Hoy, 18 años después, las evidencias demuestran que las alarmas se desactivaron tan pronto como se encendieron. Que la corrupción a gran escala no desapareció, solo se transformó con ribetes de farsa, sabor a feijoada y caipiriña bajo ritmo de samba.  

Peor aún, algunos de los impolutos e indignados de ayer que combatieron a Montesinos y sus cuitas forman parte de la lista de los acusados y otros fingen no darse por aludidos, concediéndole la razón al magnate Emilio Odebrecht sobre cómo se pudo construir la maraña que permitió conocer la cárcel a su hijo Marcelo al asegurar que ellos no inventaron nada y solo aprovecharon las oportunidades que se les otorgaron para establecer este “negocio institucionalizado”. 

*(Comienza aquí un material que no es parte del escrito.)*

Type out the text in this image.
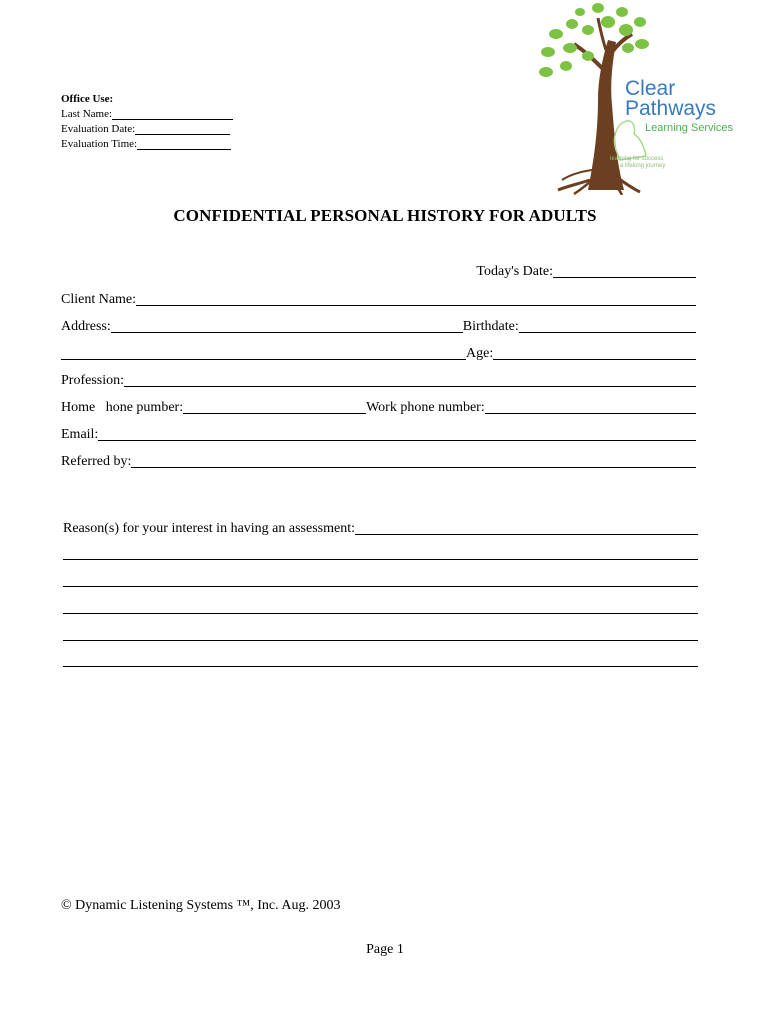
Office Use:
Last Name:
Evaluation Date:
Evaluation Time:
Clear
Pathways
Learning Services
learning for success
a lifelong journey
CONFIDENTIAL PERSONAL HISTORY FOR ADULTS
Today's Date:
Client Name:
Address:	Birthdate:
Age:
Profession:
Home   hone pumber:	Work phone number:
Email:
Referred by:
Reason(s) for your interest in having an assessment:
© Dynamic Listening Systems ™, Inc. Aug. 2003
Page 1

Bajo su perspectiva, no se discriminaba a nadie. No interesaban las banderas que defendieran desde que ellas los incluyeran, adhiriendo a luchadores de la corrupción de antaño para tornarlos en aquello que tanto repudiaban. 

Como si fuera un cuento infantil que derivó en historia de horror, los príncipes se convirtieron en sapos y las doncellas en brujas. Perdieron el norte, renunciaron a sus ideales, haciendo realidad la lógica cínica que hunde a toda democracia, esa que dice que si todos son culpables, nadie, en el fondo lo es.  

Con frecuencia, se afirma que nada será como antes luego de que termine el Caso Lava Jato. Me resulta difícil de creer porque para eso necesitamos implantar numerosas reformas que eviten que se repita lo sucedido una y otra vez como una letanía macabra y eso ni siquiera se vislumbra en el sombrío panorama que vivimos.  

Hay que constituir una policía y procuradurías anticorrupción ajenas a la injerencia política, normas que tranquen las puertas giratorias, la auténtica profesionalización de los funcionarios, fortalecer la independencia del Ministerio Público y el Poder Judicial, erguir verdaderos partidos para que quienes lleguen al Congreso cumplan, de verdad, el rol de defender los intereses de los ciudadanos y no los propios.  

Quizás ello no extirpará de raíz la corrupción, pero, al menos, hará que la mala hierba crezca con menos facilidad en los abandonados jardines del Estado Peruano al paliar la posibilidad de que, parafraseando a Manuel González Prada en su célebre discurso del teatro Olimpo, reine “siempre la mala tradición, ese monstruo enjendrado (sic) por las falsificaciones agridulcetes de la historia”.